Se clasifican en tres categorías según la cobertura geográfica que abarquen. La primera aborda la migración altitudinal, asociada al cambio de elevación de la especie (de un piso térmico a otro). Es el caso de la quincha de Soatá (Amazilia castaneiventris), un colibrí que se desplaza entre los 120 y 2.200 metros de elevación y solo se encuentra en Colombia. Esta especie está catalogada en la lista roja de la UICN como “en peligro crítico” por la pérdida de su hábitat.
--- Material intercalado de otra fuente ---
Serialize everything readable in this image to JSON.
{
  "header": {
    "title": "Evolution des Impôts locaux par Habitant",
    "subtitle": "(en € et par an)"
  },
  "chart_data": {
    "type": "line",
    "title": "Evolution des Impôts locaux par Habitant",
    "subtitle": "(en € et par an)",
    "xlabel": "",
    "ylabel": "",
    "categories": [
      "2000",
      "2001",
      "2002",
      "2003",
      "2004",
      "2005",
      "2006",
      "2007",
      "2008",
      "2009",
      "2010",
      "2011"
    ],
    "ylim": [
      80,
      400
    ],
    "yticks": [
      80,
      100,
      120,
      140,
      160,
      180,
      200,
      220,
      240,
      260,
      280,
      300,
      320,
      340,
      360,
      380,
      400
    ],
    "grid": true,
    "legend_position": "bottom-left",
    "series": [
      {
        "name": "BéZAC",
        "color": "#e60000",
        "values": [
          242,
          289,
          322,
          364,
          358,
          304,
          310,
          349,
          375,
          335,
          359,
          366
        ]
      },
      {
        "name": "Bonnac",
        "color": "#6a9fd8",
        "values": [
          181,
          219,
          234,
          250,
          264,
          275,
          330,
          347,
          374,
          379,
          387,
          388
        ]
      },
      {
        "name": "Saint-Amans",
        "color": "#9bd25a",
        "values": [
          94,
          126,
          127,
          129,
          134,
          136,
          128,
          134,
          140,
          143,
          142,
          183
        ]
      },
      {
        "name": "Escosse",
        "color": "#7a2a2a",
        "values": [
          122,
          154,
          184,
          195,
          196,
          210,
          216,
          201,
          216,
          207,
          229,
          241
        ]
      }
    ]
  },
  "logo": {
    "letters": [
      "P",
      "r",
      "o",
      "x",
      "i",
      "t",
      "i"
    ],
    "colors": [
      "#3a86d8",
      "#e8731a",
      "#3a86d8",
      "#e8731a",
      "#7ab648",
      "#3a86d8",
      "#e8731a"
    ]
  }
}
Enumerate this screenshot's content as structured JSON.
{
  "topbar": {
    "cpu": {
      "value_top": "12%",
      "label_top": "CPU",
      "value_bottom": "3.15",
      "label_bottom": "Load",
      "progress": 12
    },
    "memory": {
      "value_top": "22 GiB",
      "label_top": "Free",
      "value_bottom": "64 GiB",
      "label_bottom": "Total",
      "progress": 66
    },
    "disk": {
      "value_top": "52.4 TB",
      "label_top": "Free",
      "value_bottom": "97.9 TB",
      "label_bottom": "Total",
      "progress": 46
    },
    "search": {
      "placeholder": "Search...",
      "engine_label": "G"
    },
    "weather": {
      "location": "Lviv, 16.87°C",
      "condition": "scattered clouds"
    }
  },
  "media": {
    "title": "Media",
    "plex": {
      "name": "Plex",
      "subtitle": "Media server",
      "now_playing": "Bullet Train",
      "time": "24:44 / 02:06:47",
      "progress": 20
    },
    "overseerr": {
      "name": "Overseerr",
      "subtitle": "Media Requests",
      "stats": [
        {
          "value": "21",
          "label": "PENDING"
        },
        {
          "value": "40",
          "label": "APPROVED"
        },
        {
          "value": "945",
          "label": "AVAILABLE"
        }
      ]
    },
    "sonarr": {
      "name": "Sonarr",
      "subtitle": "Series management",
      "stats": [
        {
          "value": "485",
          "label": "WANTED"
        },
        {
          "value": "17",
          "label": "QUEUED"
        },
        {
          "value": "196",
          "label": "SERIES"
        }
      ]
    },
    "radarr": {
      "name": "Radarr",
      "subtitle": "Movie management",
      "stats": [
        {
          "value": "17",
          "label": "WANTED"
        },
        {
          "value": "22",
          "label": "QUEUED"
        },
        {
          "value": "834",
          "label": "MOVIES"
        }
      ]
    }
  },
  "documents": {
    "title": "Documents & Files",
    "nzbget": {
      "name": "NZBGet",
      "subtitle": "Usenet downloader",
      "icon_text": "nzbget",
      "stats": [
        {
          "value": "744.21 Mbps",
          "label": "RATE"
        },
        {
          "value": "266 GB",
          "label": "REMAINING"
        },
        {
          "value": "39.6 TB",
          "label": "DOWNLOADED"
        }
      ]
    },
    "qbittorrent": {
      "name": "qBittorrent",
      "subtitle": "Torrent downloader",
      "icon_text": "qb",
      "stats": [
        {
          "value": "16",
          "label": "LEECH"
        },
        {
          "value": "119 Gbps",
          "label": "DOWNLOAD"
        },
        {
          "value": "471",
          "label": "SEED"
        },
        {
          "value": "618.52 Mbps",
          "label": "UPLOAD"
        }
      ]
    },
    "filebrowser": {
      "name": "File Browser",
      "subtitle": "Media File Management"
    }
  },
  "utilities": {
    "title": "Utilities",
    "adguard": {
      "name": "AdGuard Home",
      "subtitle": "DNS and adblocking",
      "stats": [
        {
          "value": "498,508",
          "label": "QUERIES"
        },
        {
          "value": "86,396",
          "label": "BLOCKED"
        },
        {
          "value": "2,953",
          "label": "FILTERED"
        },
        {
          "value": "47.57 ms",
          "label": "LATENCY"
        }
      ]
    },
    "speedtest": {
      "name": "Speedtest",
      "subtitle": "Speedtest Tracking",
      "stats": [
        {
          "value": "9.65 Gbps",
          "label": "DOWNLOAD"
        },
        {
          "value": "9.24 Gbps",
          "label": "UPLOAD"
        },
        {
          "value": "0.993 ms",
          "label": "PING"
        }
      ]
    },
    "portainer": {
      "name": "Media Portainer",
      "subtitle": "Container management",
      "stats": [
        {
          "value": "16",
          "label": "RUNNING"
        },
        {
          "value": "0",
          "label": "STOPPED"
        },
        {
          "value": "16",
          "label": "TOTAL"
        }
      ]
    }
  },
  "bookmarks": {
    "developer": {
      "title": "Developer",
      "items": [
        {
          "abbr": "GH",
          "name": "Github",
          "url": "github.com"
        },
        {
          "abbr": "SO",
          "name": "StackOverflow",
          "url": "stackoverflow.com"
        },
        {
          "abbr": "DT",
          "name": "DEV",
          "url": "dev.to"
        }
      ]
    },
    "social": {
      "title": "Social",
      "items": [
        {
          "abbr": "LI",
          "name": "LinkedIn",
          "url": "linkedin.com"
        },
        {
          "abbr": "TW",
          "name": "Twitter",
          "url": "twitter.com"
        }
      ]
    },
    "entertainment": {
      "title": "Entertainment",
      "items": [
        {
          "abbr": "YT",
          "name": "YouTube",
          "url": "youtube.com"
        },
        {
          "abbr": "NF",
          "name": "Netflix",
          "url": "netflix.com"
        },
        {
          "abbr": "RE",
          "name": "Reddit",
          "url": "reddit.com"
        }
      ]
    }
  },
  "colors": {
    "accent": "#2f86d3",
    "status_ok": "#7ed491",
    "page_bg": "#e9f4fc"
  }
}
El segundo tipo es la migración horizontal, más grandes pero en la misma franja de latitud; como sucede con algunas aves acuáticas de los Llanos orientales que se mueven al ritmo de los regímenes de lluvia y de sequía en la región.

Y están las migraciones más espectaculares, conocidas como migraciones latitudinales, porque implican desplazamientos entre continentes. Usualmente, las aves migratorias que las realizan, viajan poco antes o cuando inicia el invierno boreal (al norte) o austral (al sur).

Así sucede con el pato careto o canadiense (Anas discors), que viaja 8.000 kilómetros desde Canadá y Estados Unidos hacia Suramérica, o el gavilán aliancho (Buteo platypterus platypterus) que puede recorrer casi 9.000 kilómetros desde el sur de Canadá hasta el norte de Bolivia.
 

¿De dónde vienen las aves que llegan a Colombia?


Se han identificado tres grandes rutas de distribución que provienen de Norteamérica. Algunas aves tienen rutas centroamericanas, otras viajan por el golfo de México y llegan especialmente al Caribe y también está la ruta del Atlántico, que entra a Suramérica por las Guayanas y Venezuela, desde donde algunas bordean el litoral hasta entrar a Colombia.

Además, están las migraciones australes desde el sur y el centro de Suramérica, sobre todo a través de la Amazonia, pero han sido menos estudiadas. Ese es el caso del elaenia austral o fiofío grande (Elaenia spectabilis), originaria del norte de Argentina y Uruguay, el sur de Bolivia y de Paraguay y del este de Brasil que, en el invierno del sur, se desplaza hacia el norte de Suramérica y llega hasta el Vaupés, en la Amazonia colombiana.


Migraciones amenazadas


Pero, piensa por un momento lo que significa emprender un viaje de más de 8000 kilómetros solo con lo que llevas puesto, desplazándote con poca comida y ‘huyendo’ de las bajas temperaturas. Anhelando el calor de una playa o un estero y una vez allí, te das cuenta que ese lugar ya no existe. Esto les sucede a muchas aves migratorias cada año.

Entre las grandes amenazas que enfrentan, se encuentran la destrucción y alteración de sus hábitats (playas, esteros, manglares, humedales y bosques, entre otros) por la deforestación y la construcción de infraestructura. También se suma la contaminación del agua y los suelos por uso de pesticidas y herbicidas, entre otras sustancias tóxicas. Pero, además, la cacería en algunas regiones donde entran en conflicto con humanos o existen creencias y tabúes asociados a alguna especie, ponen en más aprietos a las especies.

Te invitamos a conocer más sobre de estas viajeras incansables. Es un primer paso para que contribuyas en su conservación; en palabras del director de conservación y gobernanza, Luis Germán Naranjo: “quienes gustan de las aves no quieren comprarlas para tenerlas en una jaula, las quieren ver en su hábitat natural”.